Elle et les autres producteurs se plaignent et s’indignent de la baisse du rendement, car travailler la terre est leur seule et principale activité. «C’est difficile pour nous de tirer profit de la production agricole », se désole la cinquantenaire. « Les rendements de ces 5 dernières années sont plus ou moins bons. Ça ne donne pas du tout comme voulu. L’on peut obtenir un bon rendement une année et l’année qui suit ça chute drastiquement », renchérit Yacouba Dounbaye, un vieux producteur du village de Koné Béri. Il cultive un champ de 10 hectares avec ses 10 fils pour les besoins d’un ménage qui comprend près de 37 membres.
Il ressort du Rapport Final du Programme de Définition des Cibles de NDT (2018) que l’analyse de la situation de la productivité des terres indique un déclin localisé sur toute l’étendue du territoire national.

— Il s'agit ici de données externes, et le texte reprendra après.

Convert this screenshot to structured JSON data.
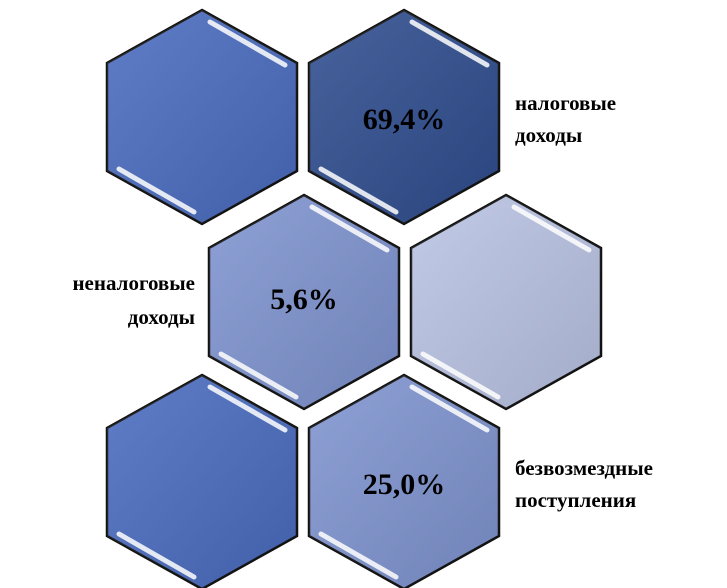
{
  "segments": [
    {
      "value": "69,4%",
      "label": [
        "налоговые",
        "доходы"
      ]
    },
    {
      "value": "5,6%",
      "label": [
        "неналоговые",
        "доходы"
      ]
    },
    {
      "value": "25,0%",
      "label": [
        "безвозмездные",
        "поступления"
      ]
    }
  ]
}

Ce déclin de productivité concerne 3,32% du territoire national soit 1.476.466 hectares.
A l’instar de plusieurs autres localités du pays, le village de Koné Béri est confronté à une dégradation des terres arables. Ce village jadis, productif et favorable au pastoralisme, a perdu de sa superbe, depuis belle lurette. La localité fait face à une dégradation poussée de ses ressources naturelles, conséquence des lourdes pressions anthropiques qui y sont exercées.
La manifestation visible la plus préoccupante est le développement de l’érosion hydrique dont les signes sont la formation des koris et ravins et le glaçage des sols par endroit. Il s’ensuit alors une perte cruciale des terres cultivables et une réduction des aires pastorales. « J’ai dû abandonner mon champ de 5 hectares parce que c’est complètement lessivé par la dégradation éolienne et hydrique », souligne M. Marou Hassane, instituteur et habitant du village de Koné Béri. Pour ce producteur instituteur, la raison est la non productivité et aussi le faible rendement. «Le rendement ne satisfait pas les besoins alimentaires. Je l’ai laissé pour aller défricher un autre moins grand», explique-t-il. Parlant des aires de pâturage, le vieux Yacouba se souvient, «Autrefois nous faisions venir les pasteurs dans les champs mais ce n’est plus le cas maintenant».
Les terres arables sont dégradées chaque année du fait des variabilités climatiques ou des interventions par l’homme. Le Niger fait alors face à une dégradation accélérée du couvert végétal, une fragilisation des écosystèmes et un appauvrissement de la biodiversité. «Les pluies ne sont plus régulières. Elles s’arrêtent au moment où nous les attendions. En plus, par le passé, nous utilisions le fumier, mais ce n’est plus possible maintenant», détaille le vieux producteur Yacouba.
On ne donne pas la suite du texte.